Enfin, s'agissant des modalités de gestion du parc immobilier du ministère de la justice, nous avons regretté le manque de réflexion sur le recours à de nouveaux leviers d'économies, notamment en ce qui concerne la mutualisation des achats et l'externalisation de certaines prestations d'entretien des locaux. L'expérience nous a montré qu'il était possible d'externaliser efficacement la gestion de biens immobiliers ; à titre d'exemple, vingt-et-un conseils généraux ont confié à la Société nationale immobilière (SNI) la gestion des parcs immobiliers accueillant la gendarmerie nationale.

Pour terminer, nous avons estimé que le bilan immobilier de la réforme de la carte judiciaire devait nécessairement aborder la question des locaux restitués aux collectivités territoriales.

Lors du déploiement de la nouvelle carte judiciaire, 223 immeubles ont été rétrocédés aux collectivités. Ces dernières ne semblent pas avoir bénéficié d'une assistance spécifique des services de l'Etat à la suite de la remise des implantations abandonnées, ce que certains élus locaux interrogés ont regretté.

A cet égard, il faut souligner les difficultés qui peuvent être rencontrées lors de la reconversion, et notamment de la vente, de ces biens spécifiques que sont les locaux judiciaires. Ces difficultés sont liées à l'agencement des immeubles, voire à leur éventuel classement ou inscription au titre des monuments historiques.

C'est la raison pour laquelle nombre d'anciennes implantations judiciaires ont été transformées en maisons de la justice et du droit. Cependant, certains palais de justice ont pu faire l'objet de reconversions plus originales. Ainsi, le tribunal d'instance d'Avallon, dans l'Yonne, a été racheté en 2011 par des brocanteurs qui ont transformé le bâtiment en lieu d'exposition et en habitation.

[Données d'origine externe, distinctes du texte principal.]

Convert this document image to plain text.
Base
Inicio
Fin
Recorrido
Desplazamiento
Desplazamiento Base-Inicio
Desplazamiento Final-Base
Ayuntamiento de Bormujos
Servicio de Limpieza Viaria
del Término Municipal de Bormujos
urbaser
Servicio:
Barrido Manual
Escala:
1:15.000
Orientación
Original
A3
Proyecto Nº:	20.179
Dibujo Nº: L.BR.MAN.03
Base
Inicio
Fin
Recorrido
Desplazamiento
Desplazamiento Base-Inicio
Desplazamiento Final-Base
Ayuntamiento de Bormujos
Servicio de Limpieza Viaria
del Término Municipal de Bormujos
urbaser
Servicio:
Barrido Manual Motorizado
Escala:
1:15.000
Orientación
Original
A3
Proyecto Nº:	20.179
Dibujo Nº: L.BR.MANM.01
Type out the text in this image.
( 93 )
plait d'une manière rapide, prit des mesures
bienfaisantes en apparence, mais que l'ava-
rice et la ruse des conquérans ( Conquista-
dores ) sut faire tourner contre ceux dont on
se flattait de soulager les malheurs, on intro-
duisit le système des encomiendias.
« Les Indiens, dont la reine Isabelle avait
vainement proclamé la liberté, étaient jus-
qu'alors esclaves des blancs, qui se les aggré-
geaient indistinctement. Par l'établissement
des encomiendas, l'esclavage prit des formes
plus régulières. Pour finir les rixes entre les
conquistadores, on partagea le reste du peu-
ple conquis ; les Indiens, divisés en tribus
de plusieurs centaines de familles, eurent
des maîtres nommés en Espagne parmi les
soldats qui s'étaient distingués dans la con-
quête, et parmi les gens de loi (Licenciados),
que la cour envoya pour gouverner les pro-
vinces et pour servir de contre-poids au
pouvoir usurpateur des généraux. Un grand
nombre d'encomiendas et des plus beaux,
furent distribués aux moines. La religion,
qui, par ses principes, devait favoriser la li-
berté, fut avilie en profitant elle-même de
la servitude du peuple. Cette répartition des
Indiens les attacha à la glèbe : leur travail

Bien qu'elle ne s'inscrive pas dans le cadre de la réforme de la carte judiciaire, la reconversion de l'ancien palais de justice de Nantes a constitué un cas intéressant. En effet, le conseil général de Loire-Atlantique a consenti un bail de longue durée à une société privée afin d'y installer un hôtel quatre étoiles de 136 chambres et intégrant un espace culturel. Le projet nantais paraît avoir constitué une source d'inspiration puisque le conseil général d'Indre-et-Loire semble vouloir également reconvertir l'ancien tribunal d'instance de Loches en hôtel trois étoiles.

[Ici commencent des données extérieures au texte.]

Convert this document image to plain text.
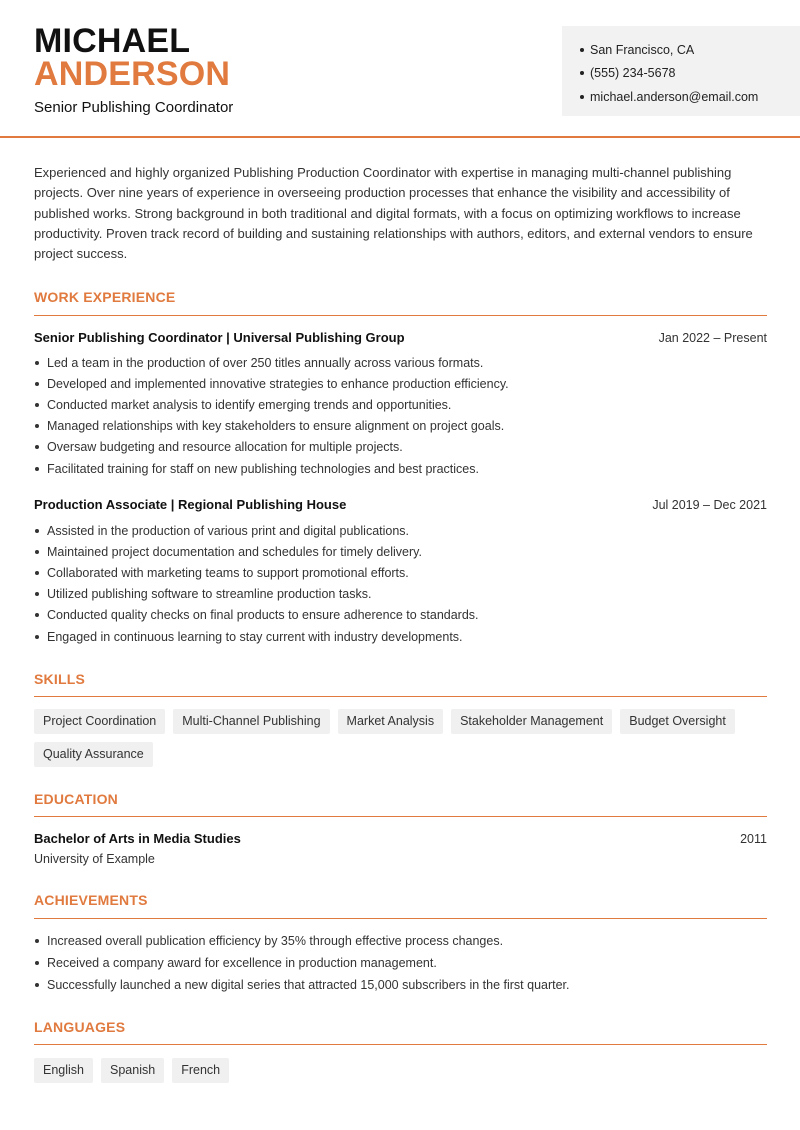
MICHAEL
ANDERSON
Senior Publishing Coordinator
San Francisco, CA
(555) 234-5678
michael.anderson@email.com
Experienced and highly organized Publishing Production Coordinator with expertise in managing multi-channel publishing projects. Over nine years of experience in overseeing production processes that enhance the visibility and accessibility of published works. Strong background in both traditional and digital formats, with a focus on optimizing workflows to increase productivity. Proven track record of building and sustaining relationships with authors, editors, and external vendors to ensure project success.
WORK EXPERIENCE
Senior Publishing Coordinator | Universal Publishing Group	Jan 2022 – Present
Led a team in the production of over 250 titles annually across various formats.
Developed and implemented innovative strategies to enhance production efficiency.
Conducted market analysis to identify emerging trends and opportunities.
Managed relationships with key stakeholders to ensure alignment on project goals.
Oversaw budgeting and resource allocation for multiple projects.
Facilitated training for staff on new publishing technologies and best practices.
Production Associate | Regional Publishing House	Jul 2019 – Dec 2021
Assisted in the production of various print and digital publications.
Maintained project documentation and schedules for timely delivery.
Collaborated with marketing teams to support promotional efforts.
Utilized publishing software to streamline production tasks.
Conducted quality checks on final products to ensure adherence to standards.
Engaged in continuous learning to stay current with industry developments.
SKILLS
Project Coordination	Multi-Channel Publishing	Market Analysis	Stakeholder Management	Budget Oversight
Quality Assurance
EDUCATION
Bachelor of Arts in Media Studies	2011
University of Example
ACHIEVEMENTS
Increased overall publication efficiency by 35% through effective process changes.
Received a company award for excellence in production management.
Successfully launched a new digital series that attracted 15,000 subscribers in the first quarter.
LANGUAGES
English	Spanish	French
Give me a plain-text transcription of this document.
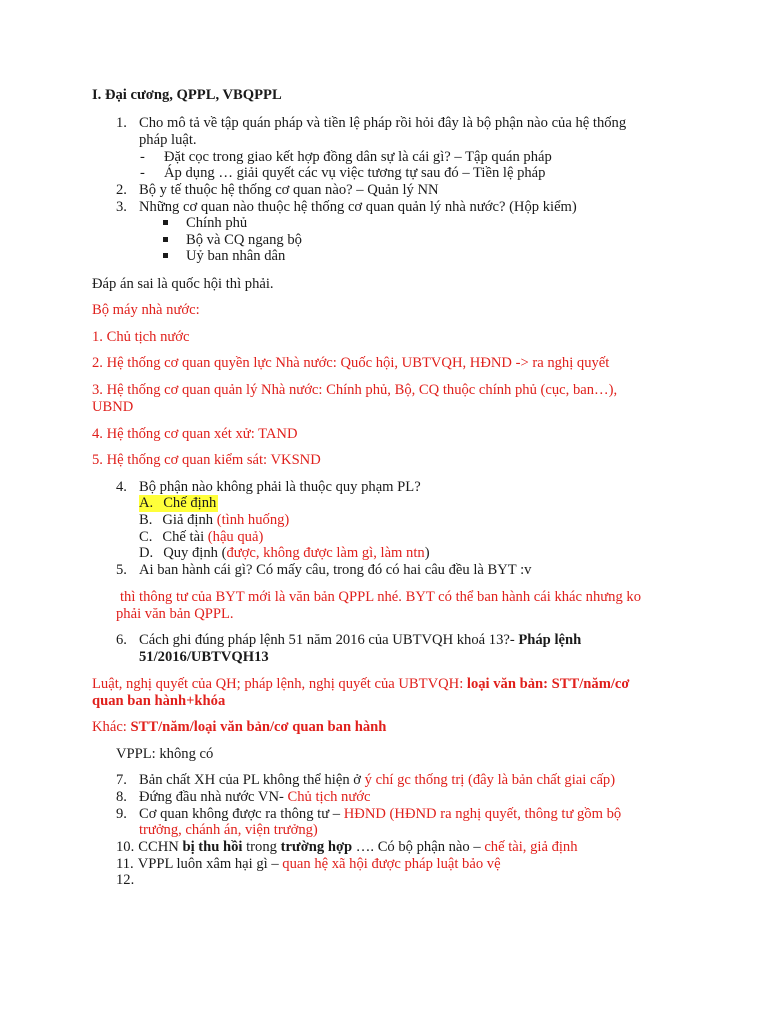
I. Đại cương, QPPL, VBQPPL
1. Cho mô tả về tập quán pháp và tiền lệ pháp rồi hỏi đây là bộ phận nào của hệ thống
pháp luật.
- Đặt cọc trong giao kết hợp đồng dân sự là cái gì? – Tập quán pháp
- Áp dụng … giải quyết các vụ việc tương tự sau đó – Tiền lệ pháp
2. Bộ y tế thuộc hệ thống cơ quan nào? – Quản lý NN
3. Những cơ quan nào thuộc hệ thống cơ quan quản lý nhà nước? (Hộp kiểm)
Chính phủ
Bộ và CQ ngang bộ
Uỷ ban nhân dân
Đáp án sai là quốc hội thì phải.
Bộ máy nhà nước:
1. Chủ tịch nước
2. Hệ thống cơ quan quyền lực Nhà nước: Quốc hội, UBTVQH, HĐND -> ra nghị quyết
3. Hệ thống cơ quan quản lý Nhà nước: Chính phủ, Bộ, CQ thuộc chính phủ (cục, ban…),
UBND
4. Hệ thống cơ quan xét xử: TAND
5. Hệ thống cơ quan kiểm sát: VKSND
4. Bộ phận nào không phải là thuộc quy phạm PL?
A. Chế định
B. Giả định (tình huống)
C. Chế tài (hậu quả)
D. Quy định (được, không được làm gì, làm ntn)
5. Ai ban hành cái gì? Có mấy câu, trong đó có hai câu đều là BYT :v
thì thông tư của BYT mới là văn bản QPPL nhé. BYT có thể ban hành cái khác nhưng ko
phải văn bản QPPL.
6. Cách ghi đúng pháp lệnh 51 năm 2016 của UBTVQH khoá 13?- Pháp lệnh
51/2016/UBTVQH13
Luật, nghị quyết của QH; pháp lệnh, nghị quyết của UBTVQH: loại văn bản: STT/năm/cơ
quan ban hành+khóa
Khác: STT/năm/loại văn bản/cơ quan ban hành
VPPL: không có
7. Bản chất XH của PL không thể hiện ở ý chí gc thống trị (đây là bản chất giai cấp)
8. Đứng đầu nhà nước VN- Chủ tịch nước
9. Cơ quan không được ra thông tư – HĐND (HĐND ra nghị quyết, thông tư gồm bộ
trưởng, chánh án, viện trưởng)
10. CCHN bị thu hồi trong trường hợp …. Có bộ phận nào – chế tài, giả định
11. VPPL luôn xâm hại gì – quan hệ xã hội được pháp luật bảo vệ
12.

Certaines collectivités territoriales nous ont aussi indiqué envisager de transformer les locaux judiciaires abandonnés en lieux à vocation touristique ou culturelle, comme des salles d'exposition, ou encore des salles de ventes.

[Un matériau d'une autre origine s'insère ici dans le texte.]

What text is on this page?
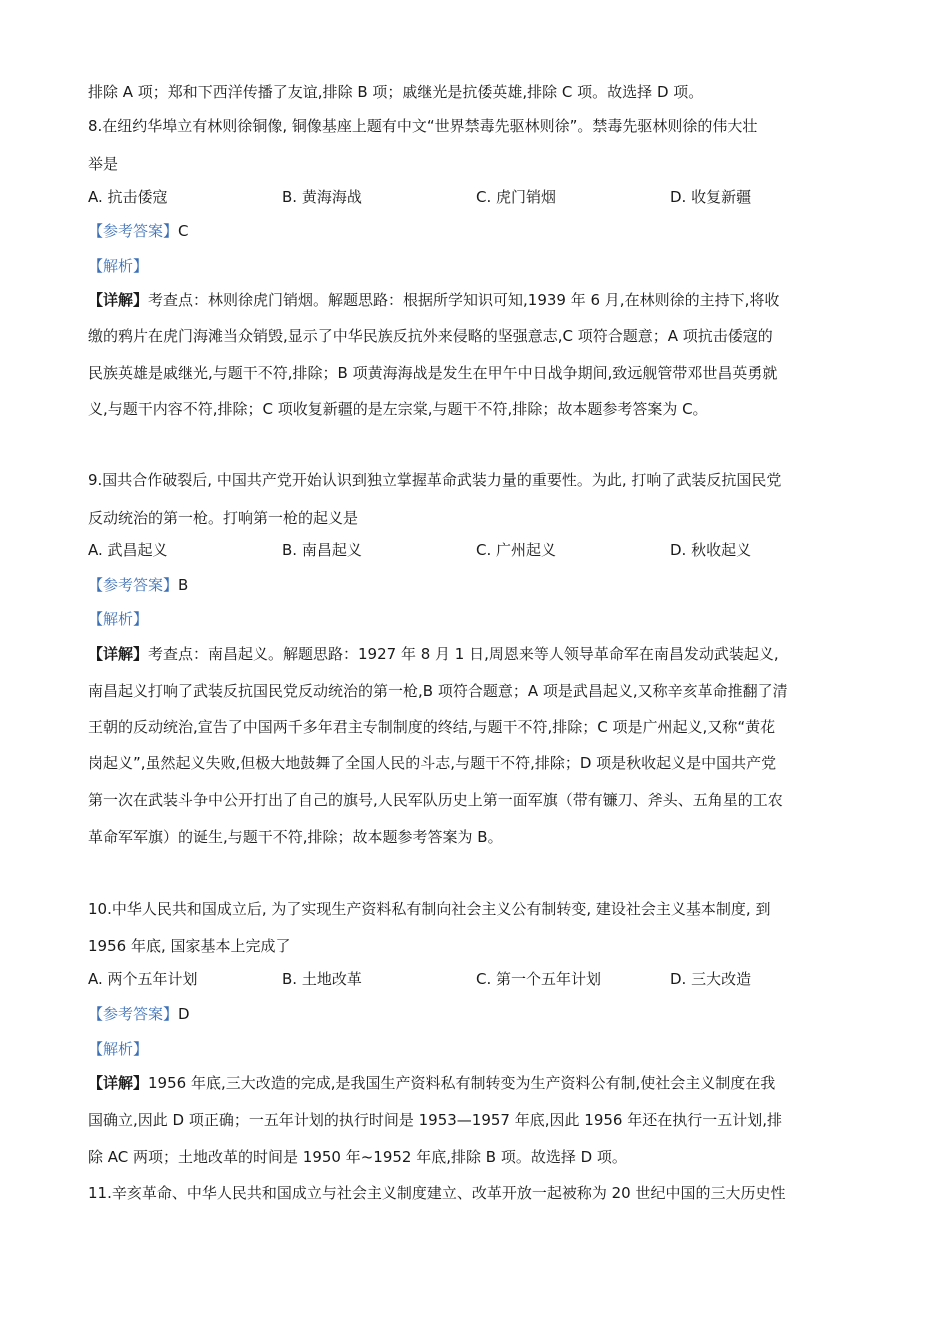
排除 A 项；郑和下西洋传播了友谊,排除 B 项；戚继光是抗倭英雄,排除 C 项。故选择 D 项。

8.在纽约华埠立有林则徐铜像, 铜像基座上题有中文“世界禁毒先驱林则徐”。禁毒先驱林则徐的伟大壮

举是

A. 抗击倭寇	B. 黄海海战	C. 虎门销烟	D. 收复新疆

【参考答案】C

【解析】

【详解】考查点：林则徐虎门销烟。解题思路：根据所学知识可知,1939 年 6 月,在林则徐的主持下,将收

缴的鸦片在虎门海滩当众销毁,显示了中华民族反抗外来侵略的坚强意志,C 项符合题意；A 项抗击倭寇的

民族英雄是戚继光,与题干不符,排除；B 项黄海海战是发生在甲午中日战争期间,致远舰管带邓世昌英勇就

义,与题干内容不符,排除；C 项收复新疆的是左宗棠,与题干不符,排除；故本题参考答案为 C。

9.国共合作破裂后, 中国共产党开始认识到独立掌握革命武装力量的重要性。为此, 打响了武装反抗国民党

反动统治的第一枪。打响第一枪的起义是

A. 武昌起义	B. 南昌起义	C. 广州起义	D. 秋收起义

【参考答案】B

【解析】

【详解】考查点：南昌起义。解题思路：1927 年 8 月 1 日,周恩来等人领导革命军在南昌发动武装起义,

南昌起义打响了武装反抗国民党反动统治的第一枪,B 项符合题意；A 项是武昌起义,又称辛亥革命推翻了清

王朝的反动统治,宣告了中国两千多年君主专制制度的终结,与题干不符,排除；C 项是广州起义,又称“黄花

岗起义”,虽然起义失败,但极大地鼓舞了全国人民的斗志,与题干不符,排除；D 项是秋收起义是中国共产党

第一次在武装斗争中公开打出了自己的旗号,人民军队历史上第一面军旗（带有镰刀、斧头、五角星的工农

革命军军旗）的诞生,与题干不符,排除；故本题参考答案为 B。

10.中华人民共和国成立后, 为了实现生产资料私有制向社会主义公有制转变, 建设社会主义基本制度, 到

1956 年底, 国家基本上完成了

A. 两个五年计划	B. 土地改革	C. 第一个五年计划	D. 三大改造

【参考答案】D

【解析】

【详解】1956 年底,三大改造的完成,是我国生产资料私有制转变为生产资料公有制,使社会主义制度在我

国确立,因此 D 项正确；一五年计划的执行时间是 1953—1957 年底,因此 1956 年还在执行一五计划,排

除 AC 两项；土地改革的时间是 1950 年~1952 年底,排除 B 项。故选择 D 项。

11.辛亥革命、中华人民共和国成立与社会主义制度建立、改革开放一起被称为 20 世纪中国的三大历史性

Pour conclure, nos travaux ont permis de montrer que la réforme de la carte judiciaire présentait un bilan immobilier globalement positif, mais aussi que la politique immobilière du ministère de la justice et, de manière plus générale, de l'Etat restait encore à bâtir. Les travaux auxquels j'ai pu participer au titre tant du Conseil immobilier de l'Etat, auquel j'appartiens, que de la mission « Gestion du patrimoine immobilier de l'Etat », m'ont conduit à constater que l'Etat peinait à connaître son parc domanial, à l'entretenir et à anticiper les dépenses y afférent. Des leviers d'économies existent encore et devront être actionnés au plus vite, alors que la gestion économe des deniers est aujourd'hui, plus que jamais, essentielle.